Il mio computer è lento: trucchi per risolvere oggi senza paura di rompere nulla

Il mio computer è lento: trucchi per risolvere oggi senza paura di rompere nulla

Buongiorno a tutti. A volte sembra che i dispositivi abbiano una data di scadenza invisibile, ma la realtà è molto più semplice: accumulano zavorra. Non è necessario studiare ingegneria o spendere una fortuna in assistenza tecnica per restituire fluidità al tuo strumento di lavoro. Con un po’ di ordine interno noterai la differenza fin da subito.


Il bagaglio invisibile all’avvio

Quando accendi il computer, c’è una coda invisibile di programmi che cercano di avviarsi contemporaneamente, contendendosi le risorse disponibili. È l’equivalente di provare a far partire un’auto con il bagagliaio pieno di pietre: si noterà la pesantezza.

Molti programmi si configurano da soli per essere eseguiti in background fin dal primo secondo, senza che tu ne abbia davvero bisogno. Filtrare questo elenco è sicuro e riduce drasticamente i tempi di caricamento:

  • Su Windows: Premi Ctrl + Maiusc + Esc per aprire la Gestione attività, vai alla scheda “App di avvio” e disabilita i programmi che conosci ma che non ti servono aperti fin dal primo minuto (come client di gioco o archivi secondari).
  • Su Mac: Vai in Impostazioni di Sistema > Generali > Elementi login e rimuovi gli elementi non necessari.

Svuotare la spazzatura digitale

Il sistema operativo genera file residui ogni volta che navighi, installi o aggiorni un’applicazione. Sono i cosiddetti file temporanei. Con il tempo, questo magazzino si riempie, ostacolando la lettura fluida del disco principale.

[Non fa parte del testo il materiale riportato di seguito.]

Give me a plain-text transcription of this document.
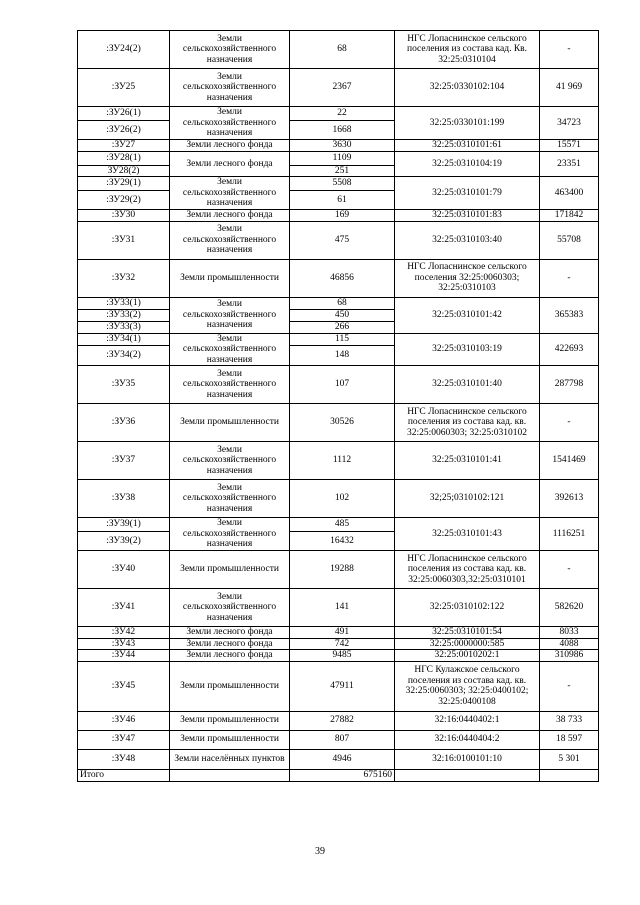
:ЗУ24(2)	Земли сельскохозяйственного назначения	68	НГС Лопаснинское сельского поселения из состава кад. Кв. 32:25:0310104	-
:ЗУ25	Земли сельскохозяйственного назначения	2367	32:25:0330102:104	41 969
:ЗУ26(1)	Земли сельскохозяйственного назначения	22	32:25:0330101:199	34723
:ЗУ26(2)		1668		
:ЗУ27	Земли лесного фонда	3630	32:25:0310101:61	15571
:ЗУ28(1)	Земли лесного фонда	1109	32:25:0310104:19	23351
ЗУ28(2)		251		
:ЗУ29(1)	Земли сельскохозяйственного назначения	5508	32:25:0310101:79	463400
:ЗУ29(2)		61		
:ЗУ30	Земли лесного фонда	169	32:25:0310101:83	171842
:ЗУ31	Земли сельскохозяйственного назначения	475	32:25:0310103:40	55708
:ЗУ32	Земли промышленности	46856	НГС Лопаснинское сельского поселения 32:25:0060303; 32:25:0310103	-
:ЗУ33(1)	Земли сельскохозяйственного назначения	68	32:25:0310101:42	365383
:ЗУ33(2)		450		
:ЗУ33(3)		266		
:ЗУ34(1)	Земли сельскохозяйственного назначения	115	32:25:0310103:19	422693
:ЗУ34(2)		148		
:ЗУ35	Земли сельскохозяйственного назначения	107	32:25:0310101:40	287798
:ЗУ36	Земли промышленности	30526	НГС Лопаснинское сельского поселения из состава кад. кв. 32:25:0060303; 32:25:0310102	-
:ЗУ37	Земли сельскохозяйственного назначения	1112	32:25:0310101:41	1541469
:ЗУ38	Земли сельскохозяйственного назначения	102	32;25;0310102:121	392613
:ЗУ39(1)	Земли сельскохозяйственного назначения	485	32:25:0310101:43	1116251
:ЗУ39(2)		16432		
:ЗУ40	Земли промышленности	19288	НГС Лопаснинское сельского поселения из состава кад. кв. 32:25:0060303,32:25:0310101	-
:ЗУ41	Земли сельскохозяйственного назначения	141	32:25:0310102:122	582620
:ЗУ42	Земли лесного фонда	491	32:25:0310101:54	8033
:ЗУ43	Земли лесного фонда	742	32:25:0000000:585	4088
:ЗУ44	Земли лесного фонда	9485	32:25:0010202:1	310986
:ЗУ45	Земли промышленности	47911	НГС Кулажское сельского поселения из состава кад. кв. 32:25:0060303; 32:25:0400102; 32:25:0400108	-
:ЗУ46	Земли промышленности	27882	32:16:0440402:1	38 733
:ЗУ47	Земли промышленности	807	32:16:0440404:2	18 597
:ЗУ48	Земли населённых пунктов	4946	32:16:0100101:10	5 301
Итого		675160		
39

Dimentica il download di pulitori miracolosi da internet, che spesso includono pubblicità o processi fastidiosi. Utilizza le utilità native:

  1. Cerca “Pulizia disco” nel menu di avvio del tuo sistema.
  2. Seleziona l’unità principale e spunta le caselle relative ai file temporanei e alla cache.
  3. Esegui la pulizia senza timore; il sistema sa perfettamente quali cartelle sono superflue.

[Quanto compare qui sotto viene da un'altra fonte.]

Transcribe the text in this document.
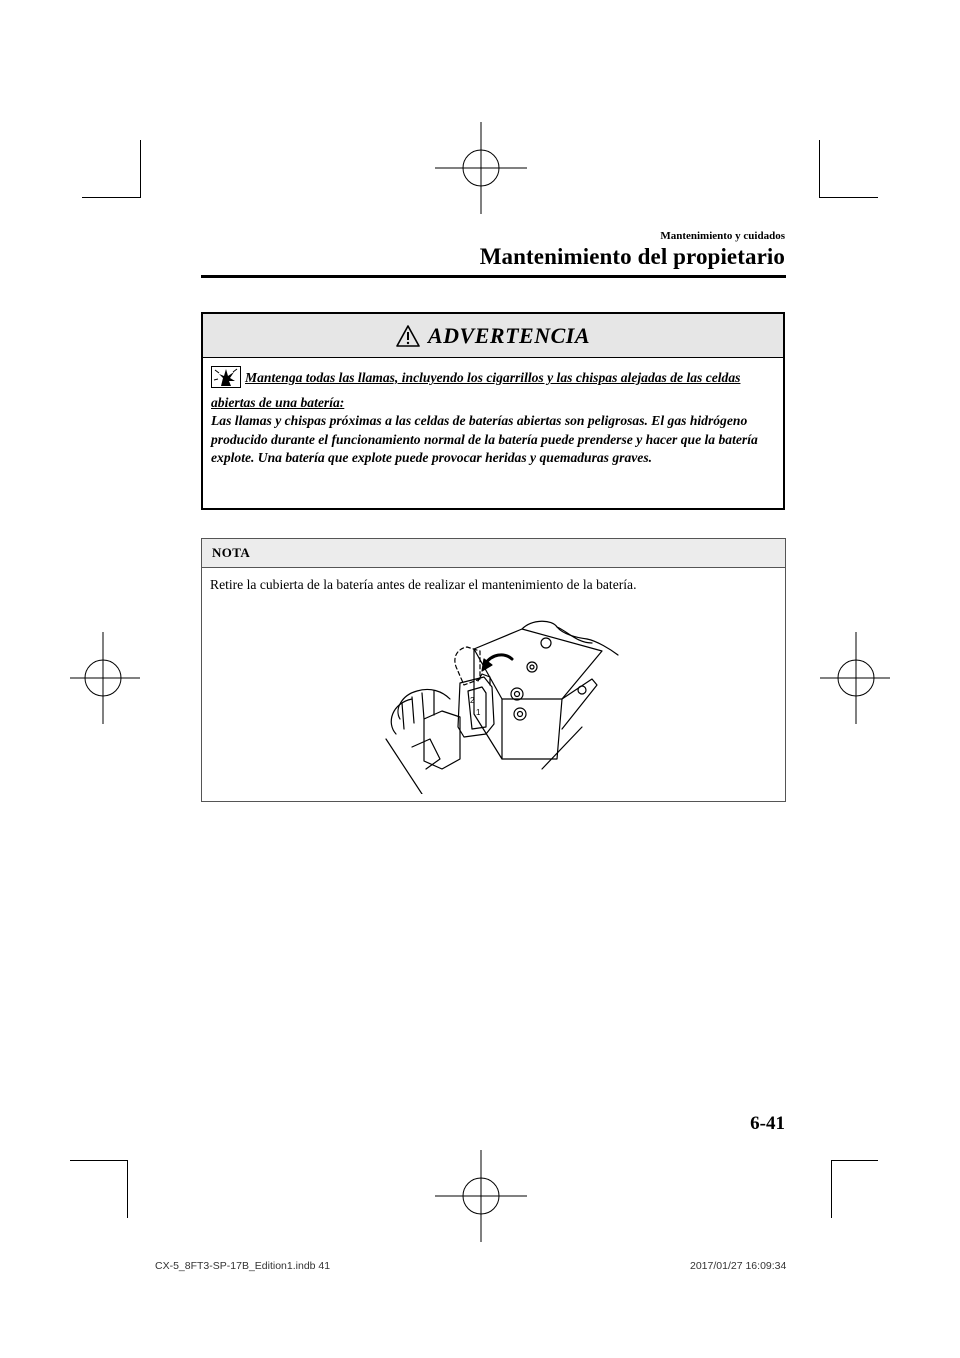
Mantenimiento y cuidados
Mantenimiento del propietario
ADVERTENCIA
Mantenga todas las llamas, incluyendo los cigarrillos y las chispas alejadas de las celdas abiertas de una batería:
Las llamas y chispas próximas a las celdas de baterías abiertas son peligrosas. El gas hidrógeno producido durante el funcionamiento normal de la batería puede prenderse y hacer que la batería explote. Una batería que explote puede provocar heridas y quemaduras graves.
NOTA
Retire la cubierta de la batería antes de realizar el mantenimiento de la batería.
1
2
6-41
CX-5_8FT3-SP-17B_Edition1.indb 41	2017/01/27 16:09:34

La manutenzione meccanica: HDD contro SSD

Se il tuo computer ha già qualche anno, il problema di fondo potrebbe essere il tipo di archiviazione. I dischi rigidi tradizionali (HDD) funzionano con componenti meccaniche e testine che leggono i dati fisicamente, un processo che rallenta e diventa caotico nel tempo.

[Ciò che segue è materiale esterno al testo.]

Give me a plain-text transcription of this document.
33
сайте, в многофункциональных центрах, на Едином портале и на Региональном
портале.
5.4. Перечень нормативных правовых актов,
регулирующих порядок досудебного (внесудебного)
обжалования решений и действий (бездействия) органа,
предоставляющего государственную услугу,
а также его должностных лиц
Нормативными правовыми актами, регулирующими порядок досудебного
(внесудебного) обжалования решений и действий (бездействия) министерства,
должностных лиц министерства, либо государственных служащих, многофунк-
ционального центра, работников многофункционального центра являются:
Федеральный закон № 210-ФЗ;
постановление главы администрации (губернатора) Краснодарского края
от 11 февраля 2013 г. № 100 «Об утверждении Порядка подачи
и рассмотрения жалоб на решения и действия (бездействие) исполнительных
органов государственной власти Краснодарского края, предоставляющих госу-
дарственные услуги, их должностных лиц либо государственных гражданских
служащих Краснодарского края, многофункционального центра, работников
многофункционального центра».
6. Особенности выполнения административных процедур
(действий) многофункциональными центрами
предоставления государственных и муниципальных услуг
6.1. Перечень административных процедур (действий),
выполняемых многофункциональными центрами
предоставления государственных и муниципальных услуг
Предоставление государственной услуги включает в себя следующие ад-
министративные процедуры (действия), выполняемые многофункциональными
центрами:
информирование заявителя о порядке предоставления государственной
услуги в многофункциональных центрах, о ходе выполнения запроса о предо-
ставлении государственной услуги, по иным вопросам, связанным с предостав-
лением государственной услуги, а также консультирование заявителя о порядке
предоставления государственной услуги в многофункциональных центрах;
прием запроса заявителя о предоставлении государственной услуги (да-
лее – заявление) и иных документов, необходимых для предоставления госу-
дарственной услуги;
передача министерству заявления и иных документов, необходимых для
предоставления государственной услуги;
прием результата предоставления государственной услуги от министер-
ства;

  • Deframmentazione: Se usi un classico disco HDD, il sistema tende a disperdere i frammenti di uno stesso file. Cercare “Deframmenta e ottimizza unità” aiuta a riorganizzare questi blocchi in modo che la testina non debba saltare da un punto all’altro. Nota importante: Se il tuo computer è dotato di un moderno disco a stato solido (SSD), l’ottimizzazione è automatica e non devi deframmentarlo manualmente.
  • Il salto definitivo: Se dopo aver ripulito l’avvio e lo spazio libero le prestazioni rimangono frustranti, il miglior salvagente economico prima di rottamare il computer è sostituire il vecchio disco meccanico con un SSD. La velocità di trasferimento si moltiplica istantaneamente, donando una seconda vita all’hardware.

L’abitudine dimenticata

Lasciare il computer costantemente in sospensione fa sì che la memoria interna accumuli processi di applicazioni che hai già chiuso. Un riavvio completo svuota del tutto questa memoria e interrompe i loop di codice rimasti bloccati in background. Trasforma questa operazione in un’abitudine settimanale. Se dopo questo riordino il sistema non risponde, cercheremo una soluzione strutturale più avanzata, ma avrai già perso il timore di gestire la tua tecnologia.